Agosto 18th, 2017
08/09/2015 - Nacionales, TN Nacionales

Sabatini fue mucho más que sus éxitos: jugaba a otra cosa

Las estadísticas no sirven para explicar todo. El recorrido por los grandes logros de Gabriela Sabatini (sus 27 títulos como profesional incluyendo este US Open del que hoy se cumplen 25 años, dos Masters, una medalla de plata olímpica en Seúl 88 y hasta un título de dobles en Wimbledon) no alcanza ni remotamente para dar dimensión de su carrera. Porque Gabriela fue mucho más que sus éxitos. Y eso, que durante mucho tiempo fue una suerte de lastre para ella, hoy es un motivo de reconocimiento.

Porque Gabriela tuvo que soportar durante sus doce años como profesional la demanda constante de buena parte de un país que le reclamaba que sus resultados estaban por debajo de sus posibilidades. Y hoy, con más serenidad, nadie puede dudar que reducir lo que hizo Gabriela a los torneos que ganó es, no sólo una injusticia. Es una mirada sesgada y miope sobre una deportista extraordinaria.

Para los jóvenes que no la vieron, es fundamental explicar que Gabriela jugaba a "otra cosa". Que su tenis exquisito nada tiene que ver con este tenis femenino repetido e insufrible de hoy, en el que todas las chicas juegan más o menos parecido, con golpes lineales, sin efecto y a dos manos, y sólo se diferencian por los decibeles de sus alaridos. Gabriela tenía todo: un revés exquisito, una derecha variada, talento para jugar en la red y sutilezas que ya no existen. ¿O alguien ve tirar un drop en el tenis femenino de la actualidad?

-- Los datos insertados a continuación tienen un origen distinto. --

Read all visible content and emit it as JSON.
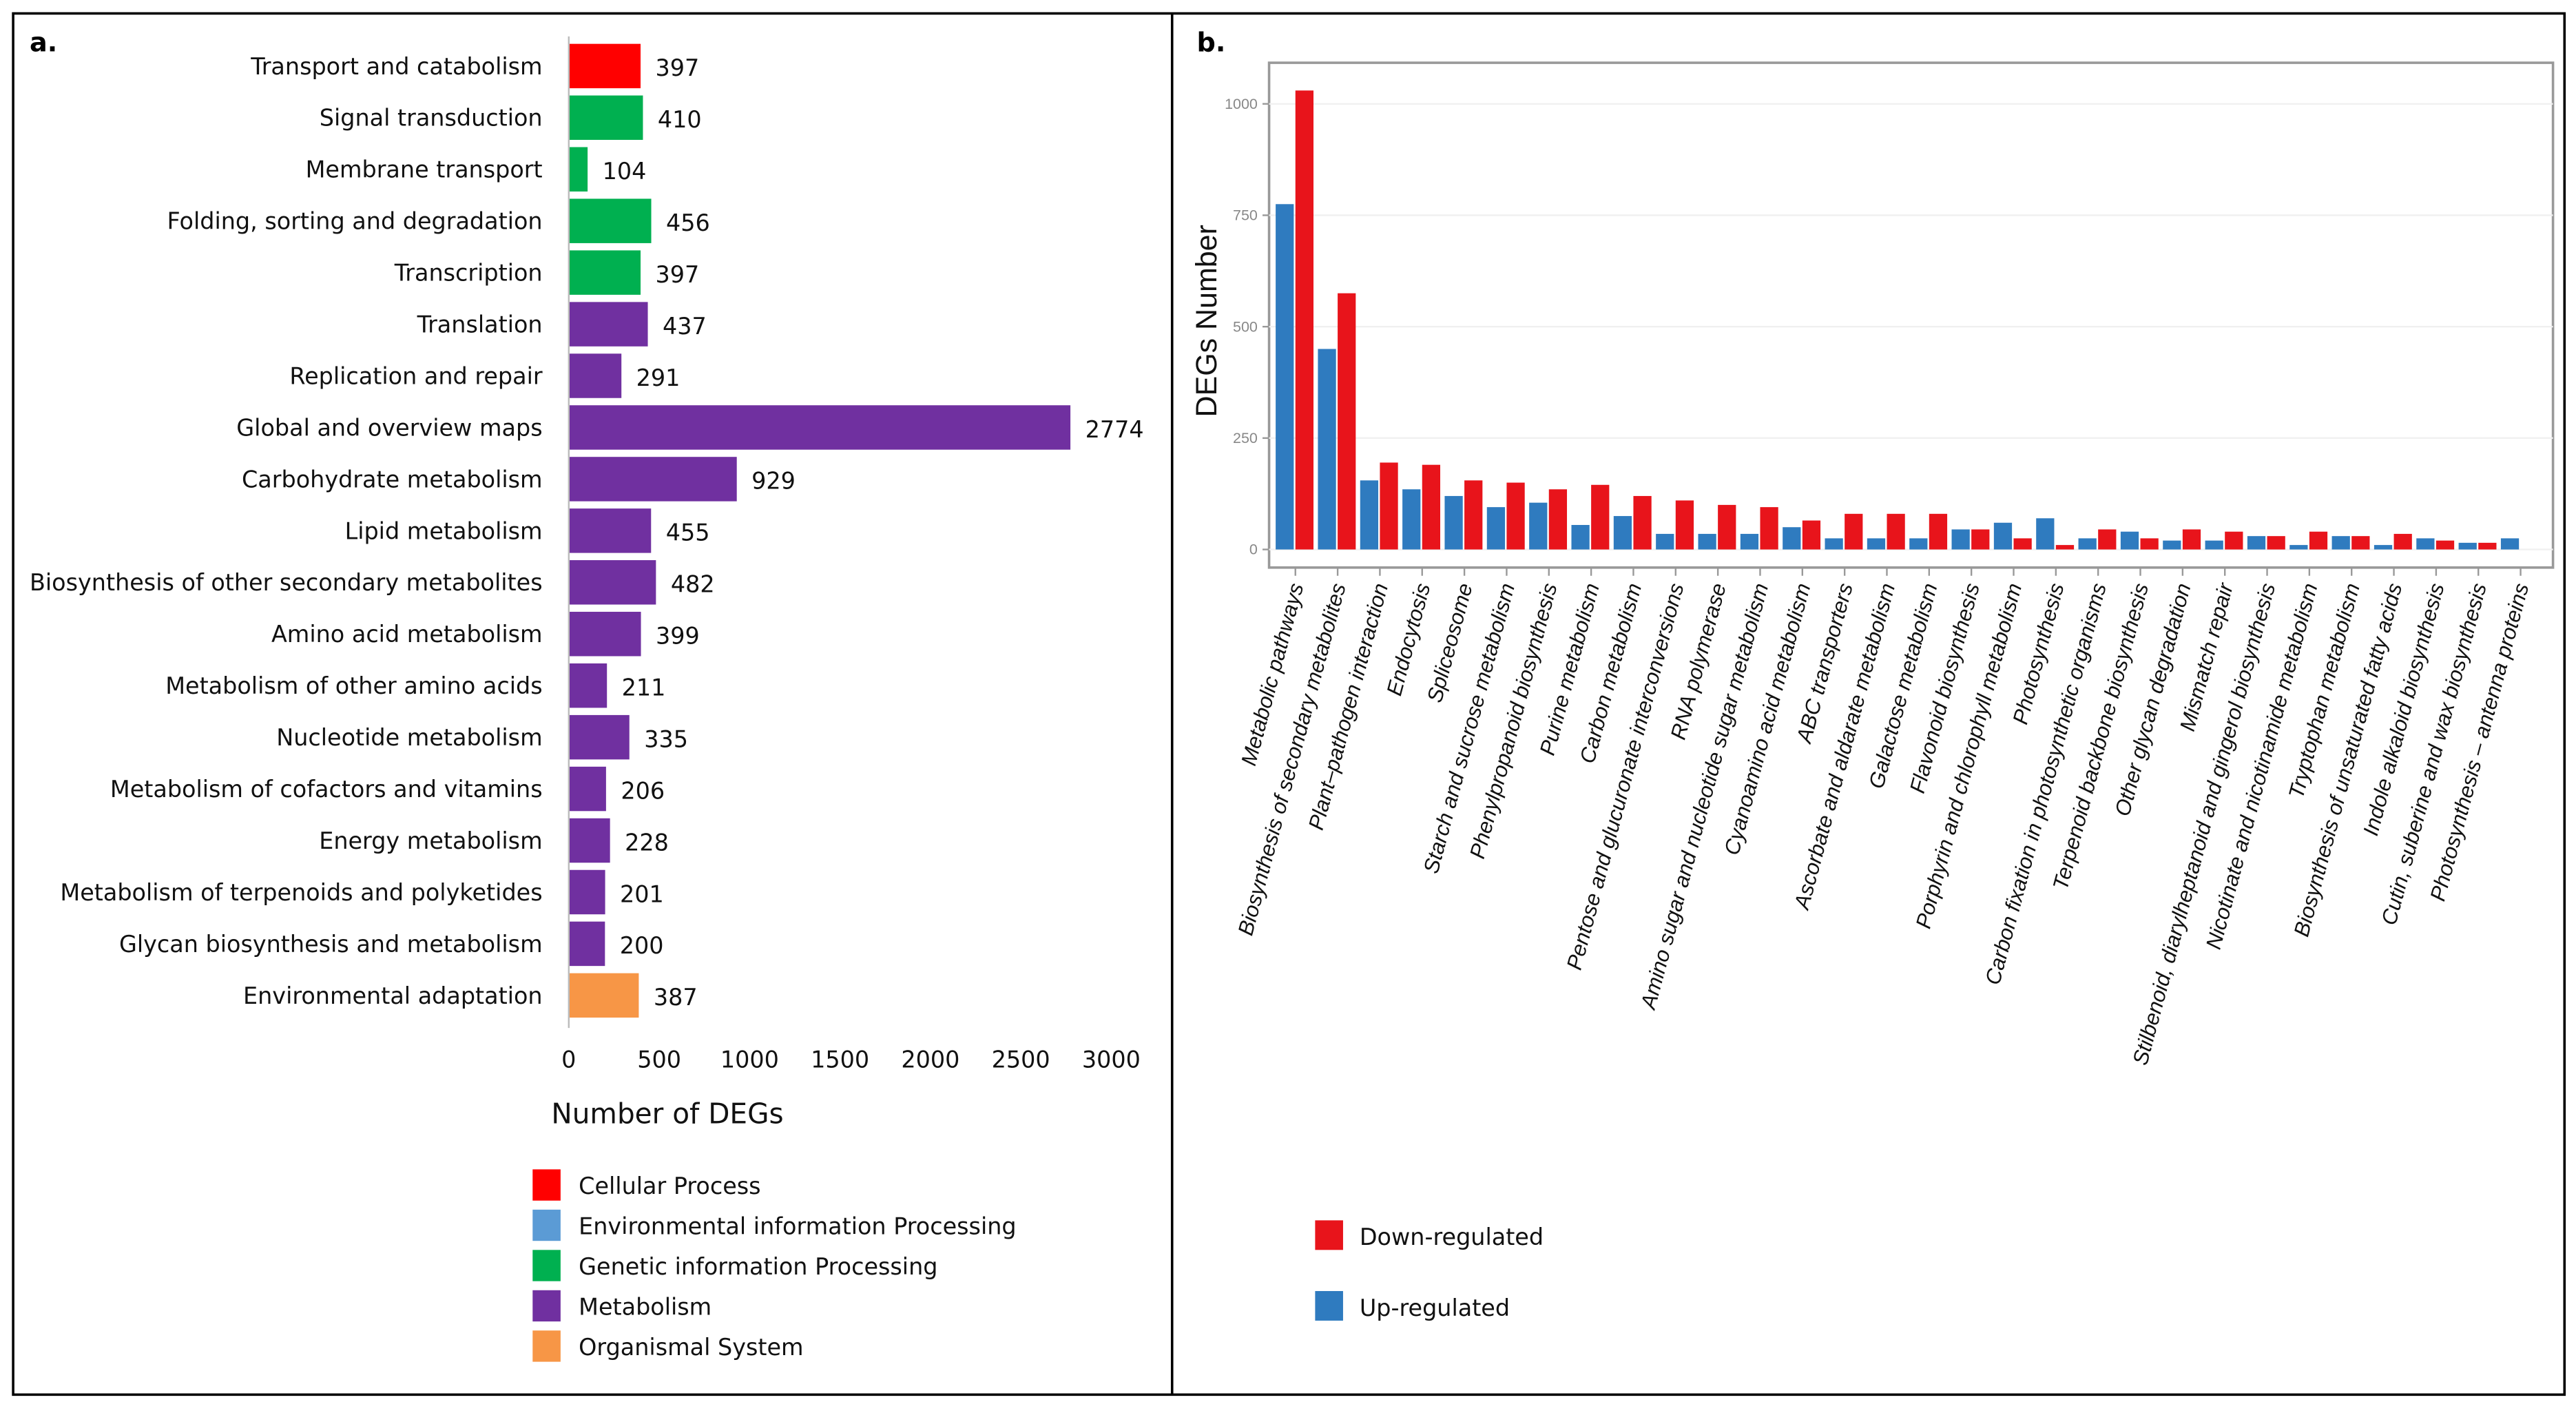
{
  "panels": {
    "a_label": "a.",
    "b_label": "b."
  },
  "colors": {
    "Cellular Process": "#ff0000",
    "Environmental information Processing": "#5b9bd5",
    "Genetic information Processing": "#00b050",
    "Metabolism": "#7030a0",
    "Organismal System": "#f79646",
    "down": "#e8141b",
    "up": "#2f7bbf"
  },
  "chart_data": [
    {
      "type": "bar",
      "orientation": "horizontal",
      "xlabel": "Number of DEGs",
      "xlim": [
        0,
        3000
      ],
      "xticks": [
        "0",
        "500",
        "1000",
        "1500",
        "2000",
        "2500",
        "3000"
      ],
      "categories": [
        "Transport and catabolism",
        "Signal transduction",
        "Membrane transport",
        "Folding, sorting and degradation",
        "Transcription",
        "Translation",
        "Replication and repair",
        "Global and overview maps",
        "Carbohydrate metabolism",
        "Lipid metabolism",
        "Biosynthesis of other secondary metabolites",
        "Amino acid metabolism",
        "Metabolism of other amino acids",
        "Nucleotide metabolism",
        "Metabolism of cofactors and vitamins",
        "Energy metabolism",
        "Metabolism of terpenoids and polyketides",
        "Glycan biosynthesis and metabolism",
        "Environmental adaptation"
      ],
      "values": [
        397,
        410,
        104,
        456,
        397,
        437,
        291,
        2774,
        929,
        455,
        482,
        399,
        211,
        335,
        206,
        228,
        201,
        200,
        387
      ],
      "groups": [
        "Cellular Process",
        "Genetic information Processing",
        "Genetic information Processing",
        "Genetic information Processing",
        "Genetic information Processing",
        "Metabolism",
        "Metabolism",
        "Metabolism",
        "Metabolism",
        "Metabolism",
        "Metabolism",
        "Metabolism",
        "Metabolism",
        "Metabolism",
        "Metabolism",
        "Metabolism",
        "Metabolism",
        "Metabolism",
        "Organismal System"
      ],
      "legend": [
        "Cellular Process",
        "Environmental information Processing",
        "Genetic information Processing",
        "Metabolism",
        "Organismal System"
      ],
      "legend_position": "bottom"
    },
    {
      "type": "bar",
      "orientation": "vertical",
      "ylabel": "DEGs Number",
      "ylim": [
        0,
        1100
      ],
      "yticks": [
        "0",
        "250",
        "500",
        "750",
        "1000"
      ],
      "grid": true,
      "categories": [
        "Metabolic pathways",
        "Biosynthesis of secondary metabolites",
        "Plant–pathogen interaction",
        "Endocytosis",
        "Spliceosome",
        "Starch and sucrose metabolism",
        "Phenylpropanoid biosynthesis",
        "Purine metabolism",
        "Carbon metabolism",
        "Pentose and glucuronate interconversions",
        "RNA polymerase",
        "Amino sugar and nucleotide sugar metabolism",
        "Cyanoamino acid metabolism",
        "ABC transporters",
        "Ascorbate and aldarate metabolism",
        "Galactose metabolism",
        "Flavonoid biosynthesis",
        "Porphyrin and chlorophyll metabolism",
        "Photosynthesis",
        "Carbon fixation in photosynthetic organisms",
        "Terpenoid backbone biosynthesis",
        "Other glycan degradation",
        "Mismatch repair",
        "Stilbenoid, diarylheptanoid and gingerol biosynthesis",
        "Nicotinate and nicotinamide metabolism",
        "Tryptophan metabolism",
        "Biosynthesis of unsaturated fatty acids",
        "Indole alkaloid biosynthesis",
        "Cutin, suberine and wax biosynthesis",
        "Photosynthesis – antenna proteins"
      ],
      "series": [
        {
          "name": "Up-regulated",
          "values": [
            775,
            450,
            155,
            135,
            120,
            95,
            105,
            55,
            75,
            35,
            35,
            35,
            50,
            25,
            25,
            25,
            45,
            60,
            70,
            25,
            40,
            20,
            20,
            30,
            10,
            30,
            10,
            25,
            15,
            25
          ]
        },
        {
          "name": "Down-regulated",
          "values": [
            1030,
            575,
            195,
            190,
            155,
            150,
            135,
            145,
            120,
            110,
            100,
            95,
            65,
            80,
            80,
            80,
            45,
            25,
            10,
            45,
            25,
            45,
            40,
            30,
            40,
            30,
            35,
            20,
            15,
            0
          ]
        }
      ],
      "legend": [
        "Down-regulated",
        "Up-regulated"
      ],
      "legend_position": "bottom-left"
    }
  ]
}
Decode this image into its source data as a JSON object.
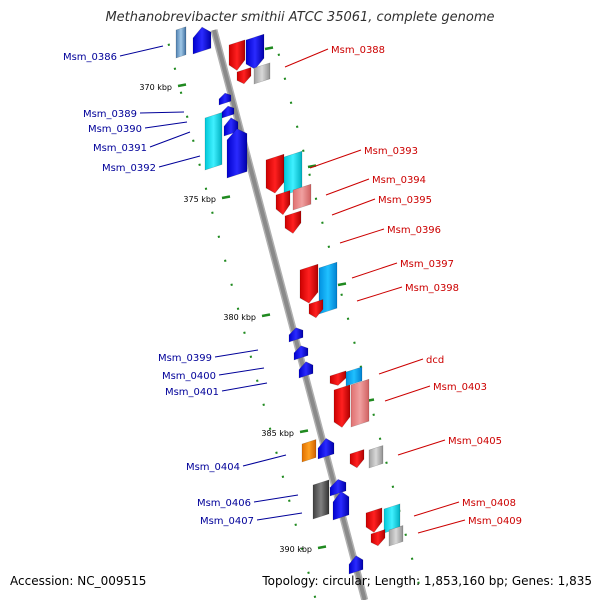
{
  "title": "Methanobrevibacter smithii ATCC 35061, complete genome",
  "footer": {
    "accession": "Accession: NC_009515",
    "summary": "Topology: circular; Length: 1,853,160 bp; Genes: 1,835"
  },
  "colors": {
    "forward_label": "#cc0000",
    "reverse_label": "#000099",
    "backbone": "#8a8a8a",
    "tick": "#208a20"
  },
  "scale_labels": [
    "370 kbp",
    "375 kbp",
    "380 kbp",
    "385 kbp",
    "390 kbp"
  ],
  "forward_genes": [
    "Msm_0388",
    "Msm_0393",
    "Msm_0394",
    "Msm_0395",
    "Msm_0396",
    "Msm_0397",
    "Msm_0398",
    "dcd",
    "Msm_0403",
    "Msm_0405",
    "Msm_0408",
    "Msm_0409"
  ],
  "reverse_genes": [
    "Msm_0386",
    "Msm_0389",
    "Msm_0390",
    "Msm_0391",
    "Msm_0392",
    "Msm_0399",
    "Msm_0400",
    "Msm_0401",
    "Msm_0404",
    "Msm_0406",
    "Msm_0407"
  ]
}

Pero además, Gabriela no sólo fue, durante una década, una de las tres mejores jugadoras del mundo. Además, lo hizo en una época en la que debió enfrentar a las mejores de toda la historia. Salvo Serena, todas las grandes le tocaron en su carrera. Porque cuando saltó al circuito profesional (en 1984, después de coronarse como campeona mundial junior), brillaban Martina Navratilova y Chris Evert. Y fue contemporánea de toda la carrera de Steffi Graf y Arantxa Sánchez. Y después llegó Monica Seles. Y en el final de su carrera, Martina Hingis. Gabriela jugó mano a mano con todas y a todas les ganó.

Es difícil precisar si en aquel US Open de 1990 Gabriela jugó el mejor tenis de su carrera. Hubo, quizá, momentos más brillantes aún. Pero indudablemente fue en aquellos años con el brasileño Carlos Kirmayr como entrenador cuando alcanzó su nivel más alto. El tiempo permite dejar atrás algunas confusiones. Recordar a Gabriela y aquel título en New York, una ciudad que la adoraba, es volver a su personalidad completamente despojada de gestos vanidosos, a su enorme tenis. Y a la vez, es olvidar las absurdas polémicas acerca de si debió ser la número uno del mundo y por qué no lo logró. Porque Gabriela fue una número uno. Digan lo que digan las estadísticas.